I was driving into work today listening to Steve Inskeep on NPR finish up a report on presidential candidates (focus Mike Huckabee). And what transitional music do they play in between that report and the next? The first two notes– and only the first two notes– of the initial guitar lick of Depeche Mode’s “Your Own Personal Jesus.” I laughed all the way to school.

It got me thinking about the school improvement plan we were handed yesterday at our faculty meeting (I might post about this fascinating document later), a key component of which was addressing “weakness in background knowledge at all grade levels.” I can’t help but reflect that is only my odd, twisted, totally unique combination of “background knowledge” that let me in on an NPR auditory joke that I would be surprised if anyone else actually comprehended.

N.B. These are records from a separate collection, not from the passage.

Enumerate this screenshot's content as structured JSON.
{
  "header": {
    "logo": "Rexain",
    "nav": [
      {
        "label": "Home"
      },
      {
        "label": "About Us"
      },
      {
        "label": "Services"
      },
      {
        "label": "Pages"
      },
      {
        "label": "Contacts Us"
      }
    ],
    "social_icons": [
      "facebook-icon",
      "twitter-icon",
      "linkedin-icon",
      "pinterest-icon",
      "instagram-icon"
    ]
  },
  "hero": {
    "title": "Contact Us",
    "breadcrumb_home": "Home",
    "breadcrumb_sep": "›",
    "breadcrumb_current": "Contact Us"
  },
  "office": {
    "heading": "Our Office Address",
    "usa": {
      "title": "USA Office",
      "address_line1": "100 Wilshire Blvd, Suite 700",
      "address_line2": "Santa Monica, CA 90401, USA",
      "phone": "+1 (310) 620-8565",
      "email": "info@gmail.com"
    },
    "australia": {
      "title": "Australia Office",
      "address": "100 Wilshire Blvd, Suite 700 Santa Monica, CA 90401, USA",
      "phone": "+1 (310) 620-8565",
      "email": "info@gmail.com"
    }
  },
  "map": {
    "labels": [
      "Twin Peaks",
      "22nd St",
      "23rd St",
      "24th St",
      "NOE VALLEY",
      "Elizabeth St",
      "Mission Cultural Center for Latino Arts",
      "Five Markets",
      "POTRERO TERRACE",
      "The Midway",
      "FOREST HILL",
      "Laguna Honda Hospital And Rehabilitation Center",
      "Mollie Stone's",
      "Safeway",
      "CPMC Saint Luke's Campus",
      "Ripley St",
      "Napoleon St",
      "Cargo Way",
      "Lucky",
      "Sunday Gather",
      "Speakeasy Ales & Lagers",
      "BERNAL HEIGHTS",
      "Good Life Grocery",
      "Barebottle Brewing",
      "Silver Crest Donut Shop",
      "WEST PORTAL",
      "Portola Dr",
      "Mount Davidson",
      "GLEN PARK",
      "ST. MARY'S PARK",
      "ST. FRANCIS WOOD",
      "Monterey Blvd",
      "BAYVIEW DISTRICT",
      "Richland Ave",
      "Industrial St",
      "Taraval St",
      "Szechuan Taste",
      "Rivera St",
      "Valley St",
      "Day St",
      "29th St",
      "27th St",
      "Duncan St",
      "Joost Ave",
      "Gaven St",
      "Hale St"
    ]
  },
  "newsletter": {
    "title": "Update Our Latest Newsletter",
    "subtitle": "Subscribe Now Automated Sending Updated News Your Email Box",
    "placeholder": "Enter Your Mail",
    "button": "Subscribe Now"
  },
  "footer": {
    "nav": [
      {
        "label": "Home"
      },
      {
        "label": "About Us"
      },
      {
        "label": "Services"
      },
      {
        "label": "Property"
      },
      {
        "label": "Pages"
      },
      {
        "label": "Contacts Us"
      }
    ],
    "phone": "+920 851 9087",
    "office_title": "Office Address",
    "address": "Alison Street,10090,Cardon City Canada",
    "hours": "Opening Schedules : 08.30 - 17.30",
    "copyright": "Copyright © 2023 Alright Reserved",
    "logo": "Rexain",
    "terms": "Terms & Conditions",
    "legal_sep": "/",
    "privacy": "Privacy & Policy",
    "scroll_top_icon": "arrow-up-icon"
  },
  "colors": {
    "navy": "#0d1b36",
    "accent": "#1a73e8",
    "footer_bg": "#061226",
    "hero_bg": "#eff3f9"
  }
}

So a widely-administered test on understanding this joke, I’m sure you’d agree, would be unfair. And yet isn’t this exactly what we are doing in our listening and reading comprehension passages on a standardized exam?

E.D. Hirsch’s work here, and related articles in the same American Educator, have perhaps the most well-sourced argument I have seen for reading comprehension being tied almost completely to background knowledge. There’s also the old related standby that the “background knowledge” required to pass a standardized reading exam inevitably is reflective of socioeconomic status.

But I think I’m going one step further here. I heard NPR’s joke NOT only because I’ve heard some Depeche Mode, and NOT only because I happen to listen to NPR regularly, BUT because I personally happen to have some musical sense. My “background knowledge” is tied intimately not only to my SES, but to that pattern of exposure, internalization, predilection and talent that everyone has, and never repeats, like snowflakes.

Can we test the reading ability of a snowflake? Sure. (Give it a book about phases of matter and watch the magic.) But can we do it properly with a sole arbitrary reading exam that we administer to approximately 2,800,000 kids in New York State alone? We need different data than that. And we need better.